This editorial first appeared in the Ketchikan Daily News:
It’s a crossroads of sorts for both Ketchikan and the state.
The crux is budget deficits.
It begins with the state, which sought a solution to a $3.5 billion deficit in the past legislative session and continues to seek ways to whittle that figure down. As the state has started, the Ketchikan Gateway Borough picked up a state responsibility or two, and that has contributed to the borough’s own almost $1 million budget deficit for fiscal 2018. The deficit is expected to be thoroughly discussed in the next few months before the next budget is approved by the Assembly.
New revenue and spending cuts — the same as for the state — will be the specific discussion.
New people joined the Assembly this past election season, and the elections resulted in a shift of influence in the state, as well. Last legislative session’s Republican-led House has become controlled by Democrats, with participation of a handful of Republicans and an Independent.
With new philosophies in decision-making positions, new solutions should follow.
This is true nationally, too. Putting aside the criticisms — deserved and undeserved — and the controversial tweets from President-elect Trump, the man is largely about domestic, private-sector jobs — the kind that energize U.S. economies.
Trump is likely to listen to Alaska’s congressional delegation when presented with topics of natural resource development — oil, natural gas, mining, timber.
For at least the next two years, Trump and Alaska’s delegation also enjoy the benefits of their political party controlling both houses of Congress.
There’s no better time to discuss Alaska’s resource development potential in Washington, D.C.
Ketchikan and Southeast have teed up two timber topics for the new era beginning with Trump’s swearing-in on Jan. 20. They include:
—The Deer Mountain land swap. Two bills — one in the Senate and one in the House — detail a land trade designed to allow timber harvest but avoid it on Ketchikan’s scenic backdrop of Deer Mountain.
The trade involves 20,000 acres of federal land on Prince of Wales Island and 17,000 acres of land owned by the Alaska Mental Health Trust. The trust has a fiduciary responsibility to generate revenue from its land. It currently controls the future of a portion of Deer Mountain.

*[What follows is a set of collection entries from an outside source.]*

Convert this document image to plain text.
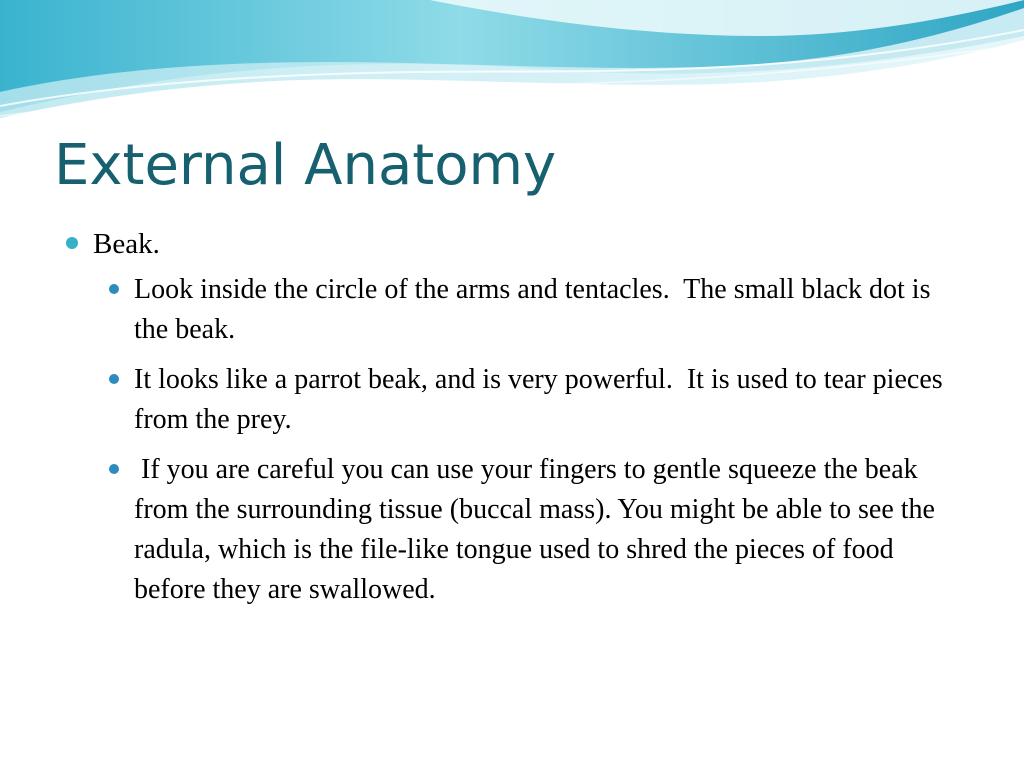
External Anatomy
Beak.
Look inside the circle of the arms and tentacles.  The small black dot is the beak.
It looks like a parrot beak, and is very powerful.  It is used to tear pieces from the prey.
If you are careful you can use your fingers to gentle squeeze the beak from the surrounding tissue (buccal mass). You might be able to see the radula, which is the file-like tongue used to shred the pieces of food before they are swallowed.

—Rescinding the Tongass National Forest Transition Plan. The plan’s record of decision took effect a week ago. It effectively diminishes timber harvest in the Tongass, meaning fewer jobs in an industry struggling for life. The transition document, which spells out the U.S. Forest Service’s plans for switching from old-growth to young-growth timber harvest, is viewed as a death knell by the industry that has contributed to the community’s and the region’s economy for 50 years.
Ketchikan, the region and the state need resource development. It’s the basis for Alaskan jobs, rebuilding community and state economies and, as a result, eliminating government budget deficits.
With most of Alaska in federal ownership, the Legislature and local governments should be looking at opportunities to persuade the feds to renew natural resource development here.
Alaska was built on its natural resources. Those resources are its future, too.